Und da auch Torch von den Heidelberger Rap-Urvätern (und Albumtitel-Namensgeber) Advanced Chemistry, Afrob und Samy Deluxe zu den Beginnern auf die Bühne stoßen, hat das Konzert etwas von einer nostalgischen Sause mit alten Kumpels. Nostalgie ist ja nicht nur im Rock ein Faktor, Fettes Brot spielte kürzlich im Mehr! Theater nur Lieder aus den 90ern, und ein aktueller Track der Beginner heißt „Es war einmal“: „Die Chemie stimmte, wir gründeten ’ne Band, mit ’m Tapedeck, ’n Zettel und ’n Stift und Talent.“ Durch diese Chemie entstanden einst „Rock On“, „Mikro in der Hand“ und „Liebes Lied“ und kürzlich die Abrissbirne „Rambo No. 5“. Zumindest auf Kommando wird dazu sogar gehüpft, auch wenn die morschen Knochen mancher 90er-Jahre-Hip-Hop-Fans dabei sicher knirschen und zittern wie das Beat-geplagte Gebälk der Sporthalle. Und die Jungs auf der Bühne sehen die Freude.
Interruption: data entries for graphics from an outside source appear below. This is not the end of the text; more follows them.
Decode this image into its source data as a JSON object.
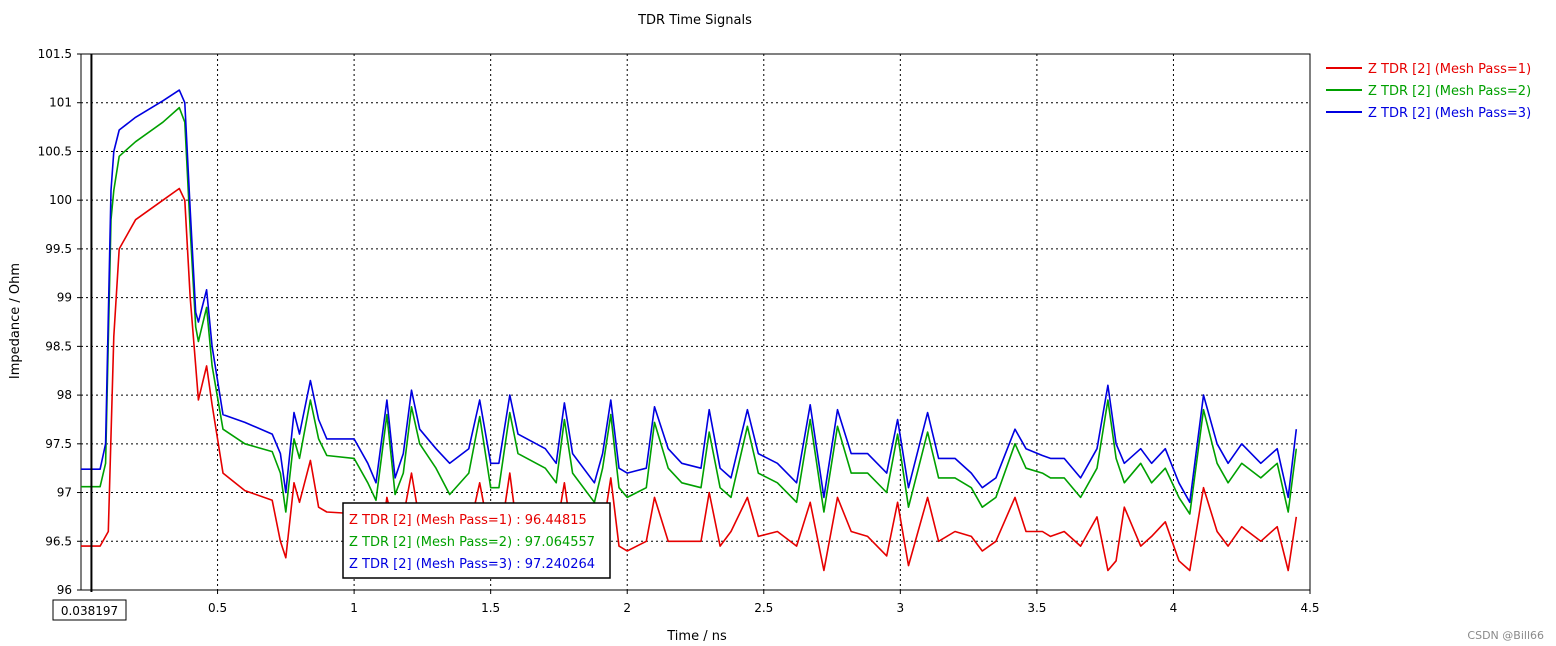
{
  "chart_data": {
    "type": "line",
    "title": "TDR Time Signals",
    "xlabel": "Time / ns",
    "ylabel": "Impedance / Ohm",
    "xlim": [
      0,
      4.5
    ],
    "ylim": [
      96,
      101.5
    ],
    "xticks": [
      "0.5",
      "1",
      "1.5",
      "2",
      "2.5",
      "3",
      "3.5",
      "4",
      "4.5"
    ],
    "yticks": [
      "96",
      "96.5",
      "97",
      "97.5",
      "98",
      "98.5",
      "99",
      "99.5",
      "100",
      "100.5",
      "101",
      "101.5"
    ],
    "grid": true,
    "legend_position": "top-right",
    "marker": {
      "x": 0.038197,
      "label": "0.038197"
    },
    "readout": [
      {
        "text": "Z TDR [2] (Mesh Pass=1) : 96.44815",
        "color": "#e60000"
      },
      {
        "text": "Z TDR [2] (Mesh Pass=2) : 97.064557",
        "color": "#00a000"
      },
      {
        "text": "Z TDR [2] (Mesh Pass=3) : 97.240264",
        "color": "#0000e0"
      }
    ],
    "series": [
      {
        "name": "Z TDR [2] (Mesh Pass=1)",
        "color": "#e60000",
        "points": [
          [
            0,
            96.45
          ],
          [
            0.07,
            96.45
          ],
          [
            0.1,
            96.6
          ],
          [
            0.12,
            98.6
          ],
          [
            0.14,
            99.5
          ],
          [
            0.2,
            99.8
          ],
          [
            0.3,
            100
          ],
          [
            0.36,
            100.12
          ],
          [
            0.38,
            100
          ],
          [
            0.4,
            99
          ],
          [
            0.42,
            98.3
          ],
          [
            0.43,
            97.95
          ],
          [
            0.46,
            98.3
          ],
          [
            0.48,
            97.9
          ],
          [
            0.52,
            97.2
          ],
          [
            0.6,
            97.02
          ],
          [
            0.7,
            96.92
          ],
          [
            0.73,
            96.5
          ],
          [
            0.75,
            96.33
          ],
          [
            0.78,
            97.1
          ],
          [
            0.8,
            96.9
          ],
          [
            0.84,
            97.33
          ],
          [
            0.87,
            96.85
          ],
          [
            0.9,
            96.8
          ],
          [
            1.02,
            96.78
          ],
          [
            1.05,
            96.7
          ],
          [
            1.08,
            96.5
          ],
          [
            1.1,
            96.55
          ],
          [
            1.12,
            96.95
          ],
          [
            1.15,
            96.6
          ],
          [
            1.18,
            96.75
          ],
          [
            1.21,
            97.2
          ],
          [
            1.24,
            96.7
          ],
          [
            1.35,
            96.45
          ],
          [
            1.42,
            96.6
          ],
          [
            1.46,
            97.1
          ],
          [
            1.5,
            96.5
          ],
          [
            1.53,
            96.45
          ],
          [
            1.57,
            97.2
          ],
          [
            1.6,
            96.55
          ],
          [
            1.7,
            96.55
          ],
          [
            1.74,
            96.6
          ],
          [
            1.77,
            97.1
          ],
          [
            1.8,
            96.5
          ],
          [
            1.88,
            96.5
          ],
          [
            1.91,
            96.6
          ],
          [
            1.94,
            97.15
          ],
          [
            1.97,
            96.45
          ],
          [
            2,
            96.4
          ],
          [
            2.07,
            96.5
          ],
          [
            2.1,
            96.95
          ],
          [
            2.15,
            96.5
          ],
          [
            2.2,
            96.5
          ],
          [
            2.27,
            96.5
          ],
          [
            2.3,
            97
          ],
          [
            2.34,
            96.45
          ],
          [
            2.38,
            96.6
          ],
          [
            2.44,
            96.95
          ],
          [
            2.48,
            96.55
          ],
          [
            2.55,
            96.6
          ],
          [
            2.62,
            96.45
          ],
          [
            2.67,
            96.9
          ],
          [
            2.72,
            96.2
          ],
          [
            2.77,
            96.95
          ],
          [
            2.82,
            96.6
          ],
          [
            2.88,
            96.55
          ],
          [
            2.95,
            96.35
          ],
          [
            2.99,
            96.9
          ],
          [
            3.03,
            96.25
          ],
          [
            3.1,
            96.95
          ],
          [
            3.14,
            96.5
          ],
          [
            3.2,
            96.6
          ],
          [
            3.26,
            96.55
          ],
          [
            3.3,
            96.4
          ],
          [
            3.35,
            96.5
          ],
          [
            3.42,
            96.95
          ],
          [
            3.46,
            96.6
          ],
          [
            3.52,
            96.6
          ],
          [
            3.55,
            96.55
          ],
          [
            3.6,
            96.6
          ],
          [
            3.66,
            96.45
          ],
          [
            3.72,
            96.75
          ],
          [
            3.76,
            96.2
          ],
          [
            3.79,
            96.3
          ],
          [
            3.82,
            96.85
          ],
          [
            3.88,
            96.45
          ],
          [
            3.92,
            96.55
          ],
          [
            3.97,
            96.7
          ],
          [
            4.02,
            96.3
          ],
          [
            4.06,
            96.2
          ],
          [
            4.11,
            97.05
          ],
          [
            4.16,
            96.6
          ],
          [
            4.2,
            96.45
          ],
          [
            4.25,
            96.65
          ],
          [
            4.32,
            96.5
          ],
          [
            4.38,
            96.65
          ],
          [
            4.42,
            96.2
          ],
          [
            4.45,
            96.75
          ]
        ]
      },
      {
        "name": "Z TDR [2] (Mesh Pass=2)",
        "color": "#00a000",
        "points": [
          [
            0,
            97.06
          ],
          [
            0.07,
            97.06
          ],
          [
            0.09,
            97.3
          ],
          [
            0.11,
            99.8
          ],
          [
            0.12,
            100.1
          ],
          [
            0.14,
            100.45
          ],
          [
            0.2,
            100.6
          ],
          [
            0.3,
            100.8
          ],
          [
            0.36,
            100.95
          ],
          [
            0.38,
            100.8
          ],
          [
            0.4,
            99.7
          ],
          [
            0.42,
            98.7
          ],
          [
            0.43,
            98.55
          ],
          [
            0.46,
            98.9
          ],
          [
            0.48,
            98.3
          ],
          [
            0.52,
            97.65
          ],
          [
            0.6,
            97.5
          ],
          [
            0.7,
            97.42
          ],
          [
            0.73,
            97.2
          ],
          [
            0.75,
            96.8
          ],
          [
            0.78,
            97.55
          ],
          [
            0.8,
            97.35
          ],
          [
            0.84,
            97.95
          ],
          [
            0.87,
            97.55
          ],
          [
            0.9,
            97.38
          ],
          [
            1,
            97.35
          ],
          [
            1.05,
            97.1
          ],
          [
            1.08,
            96.92
          ],
          [
            1.12,
            97.8
          ],
          [
            1.15,
            96.98
          ],
          [
            1.18,
            97.2
          ],
          [
            1.21,
            97.88
          ],
          [
            1.24,
            97.5
          ],
          [
            1.3,
            97.25
          ],
          [
            1.35,
            96.98
          ],
          [
            1.42,
            97.2
          ],
          [
            1.46,
            97.78
          ],
          [
            1.5,
            97.05
          ],
          [
            1.53,
            97.05
          ],
          [
            1.57,
            97.82
          ],
          [
            1.6,
            97.4
          ],
          [
            1.7,
            97.25
          ],
          [
            1.74,
            97.1
          ],
          [
            1.77,
            97.75
          ],
          [
            1.8,
            97.2
          ],
          [
            1.88,
            96.9
          ],
          [
            1.91,
            97.25
          ],
          [
            1.94,
            97.8
          ],
          [
            1.97,
            97.05
          ],
          [
            2,
            96.95
          ],
          [
            2.07,
            97.05
          ],
          [
            2.1,
            97.72
          ],
          [
            2.15,
            97.25
          ],
          [
            2.2,
            97.1
          ],
          [
            2.27,
            97.05
          ],
          [
            2.3,
            97.62
          ],
          [
            2.34,
            97.05
          ],
          [
            2.38,
            96.95
          ],
          [
            2.44,
            97.68
          ],
          [
            2.48,
            97.2
          ],
          [
            2.55,
            97.1
          ],
          [
            2.62,
            96.9
          ],
          [
            2.67,
            97.75
          ],
          [
            2.72,
            96.8
          ],
          [
            2.77,
            97.68
          ],
          [
            2.82,
            97.2
          ],
          [
            2.88,
            97.2
          ],
          [
            2.95,
            97.0
          ],
          [
            2.99,
            97.6
          ],
          [
            3.03,
            96.85
          ],
          [
            3.1,
            97.62
          ],
          [
            3.14,
            97.15
          ],
          [
            3.2,
            97.15
          ],
          [
            3.26,
            97.05
          ],
          [
            3.3,
            96.85
          ],
          [
            3.35,
            96.95
          ],
          [
            3.42,
            97.5
          ],
          [
            3.46,
            97.25
          ],
          [
            3.52,
            97.2
          ],
          [
            3.55,
            97.15
          ],
          [
            3.6,
            97.15
          ],
          [
            3.66,
            96.95
          ],
          [
            3.72,
            97.25
          ],
          [
            3.76,
            97.95
          ],
          [
            3.79,
            97.35
          ],
          [
            3.82,
            97.1
          ],
          [
            3.88,
            97.3
          ],
          [
            3.92,
            97.1
          ],
          [
            3.97,
            97.25
          ],
          [
            4.02,
            96.95
          ],
          [
            4.06,
            96.78
          ],
          [
            4.11,
            97.85
          ],
          [
            4.16,
            97.3
          ],
          [
            4.2,
            97.1
          ],
          [
            4.25,
            97.3
          ],
          [
            4.32,
            97.15
          ],
          [
            4.38,
            97.3
          ],
          [
            4.42,
            96.8
          ],
          [
            4.45,
            97.45
          ]
        ]
      },
      {
        "name": "Z TDR [2] (Mesh Pass=3)",
        "color": "#0000e0",
        "points": [
          [
            0,
            97.24
          ],
          [
            0.07,
            97.24
          ],
          [
            0.09,
            97.5
          ],
          [
            0.11,
            100.1
          ],
          [
            0.12,
            100.5
          ],
          [
            0.14,
            100.72
          ],
          [
            0.2,
            100.85
          ],
          [
            0.3,
            101.02
          ],
          [
            0.36,
            101.13
          ],
          [
            0.38,
            101
          ],
          [
            0.4,
            99.9
          ],
          [
            0.42,
            98.85
          ],
          [
            0.43,
            98.75
          ],
          [
            0.46,
            99.08
          ],
          [
            0.48,
            98.5
          ],
          [
            0.52,
            97.8
          ],
          [
            0.6,
            97.72
          ],
          [
            0.7,
            97.6
          ],
          [
            0.73,
            97.4
          ],
          [
            0.75,
            97.0
          ],
          [
            0.78,
            97.82
          ],
          [
            0.8,
            97.6
          ],
          [
            0.84,
            98.15
          ],
          [
            0.87,
            97.75
          ],
          [
            0.9,
            97.55
          ],
          [
            1,
            97.55
          ],
          [
            1.05,
            97.3
          ],
          [
            1.08,
            97.1
          ],
          [
            1.12,
            97.95
          ],
          [
            1.15,
            97.15
          ],
          [
            1.18,
            97.4
          ],
          [
            1.21,
            98.05
          ],
          [
            1.24,
            97.65
          ],
          [
            1.3,
            97.45
          ],
          [
            1.35,
            97.3
          ],
          [
            1.42,
            97.45
          ],
          [
            1.46,
            97.95
          ],
          [
            1.5,
            97.3
          ],
          [
            1.53,
            97.3
          ],
          [
            1.57,
            98.0
          ],
          [
            1.6,
            97.6
          ],
          [
            1.7,
            97.45
          ],
          [
            1.74,
            97.3
          ],
          [
            1.77,
            97.92
          ],
          [
            1.8,
            97.4
          ],
          [
            1.88,
            97.1
          ],
          [
            1.91,
            97.4
          ],
          [
            1.94,
            97.95
          ],
          [
            1.97,
            97.25
          ],
          [
            2,
            97.2
          ],
          [
            2.07,
            97.25
          ],
          [
            2.1,
            97.88
          ],
          [
            2.15,
            97.45
          ],
          [
            2.2,
            97.3
          ],
          [
            2.27,
            97.25
          ],
          [
            2.3,
            97.85
          ],
          [
            2.34,
            97.25
          ],
          [
            2.38,
            97.15
          ],
          [
            2.44,
            97.85
          ],
          [
            2.48,
            97.4
          ],
          [
            2.55,
            97.3
          ],
          [
            2.62,
            97.1
          ],
          [
            2.67,
            97.9
          ],
          [
            2.72,
            96.95
          ],
          [
            2.77,
            97.85
          ],
          [
            2.82,
            97.4
          ],
          [
            2.88,
            97.4
          ],
          [
            2.95,
            97.2
          ],
          [
            2.99,
            97.75
          ],
          [
            3.03,
            97.05
          ],
          [
            3.1,
            97.82
          ],
          [
            3.14,
            97.35
          ],
          [
            3.2,
            97.35
          ],
          [
            3.26,
            97.2
          ],
          [
            3.3,
            97.05
          ],
          [
            3.35,
            97.15
          ],
          [
            3.42,
            97.65
          ],
          [
            3.46,
            97.45
          ],
          [
            3.52,
            97.38
          ],
          [
            3.55,
            97.35
          ],
          [
            3.6,
            97.35
          ],
          [
            3.66,
            97.15
          ],
          [
            3.72,
            97.45
          ],
          [
            3.76,
            98.1
          ],
          [
            3.79,
            97.5
          ],
          [
            3.82,
            97.3
          ],
          [
            3.88,
            97.45
          ],
          [
            3.92,
            97.3
          ],
          [
            3.97,
            97.45
          ],
          [
            4.02,
            97.1
          ],
          [
            4.06,
            96.9
          ],
          [
            4.11,
            98.0
          ],
          [
            4.16,
            97.5
          ],
          [
            4.2,
            97.3
          ],
          [
            4.25,
            97.5
          ],
          [
            4.32,
            97.3
          ],
          [
            4.38,
            97.45
          ],
          [
            4.42,
            96.95
          ],
          [
            4.45,
            97.65
          ]
        ]
      }
    ]
  },
  "watermark": "CSDN @Bill66"
}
Heute spielen die Beginner noch mal in der ausverkauften Sporthalle, im März geht es weiter durch die Republik von Kiel bis Köln. „Nach Hause“ wird dort die Abende beschließen. „Ich brauch die Alster, brauch die Elbe, brauch die Seeleute. Denn ohne Wasser bin ich nichts wie ’n Teebeutel.“ Und Hamburg ohne die Beginner wäre wie Wasser ohne Teebeutel und einen Schuss Rum (für den Geschmack). Ein wenig klarer, aber auch ein bisschen fad.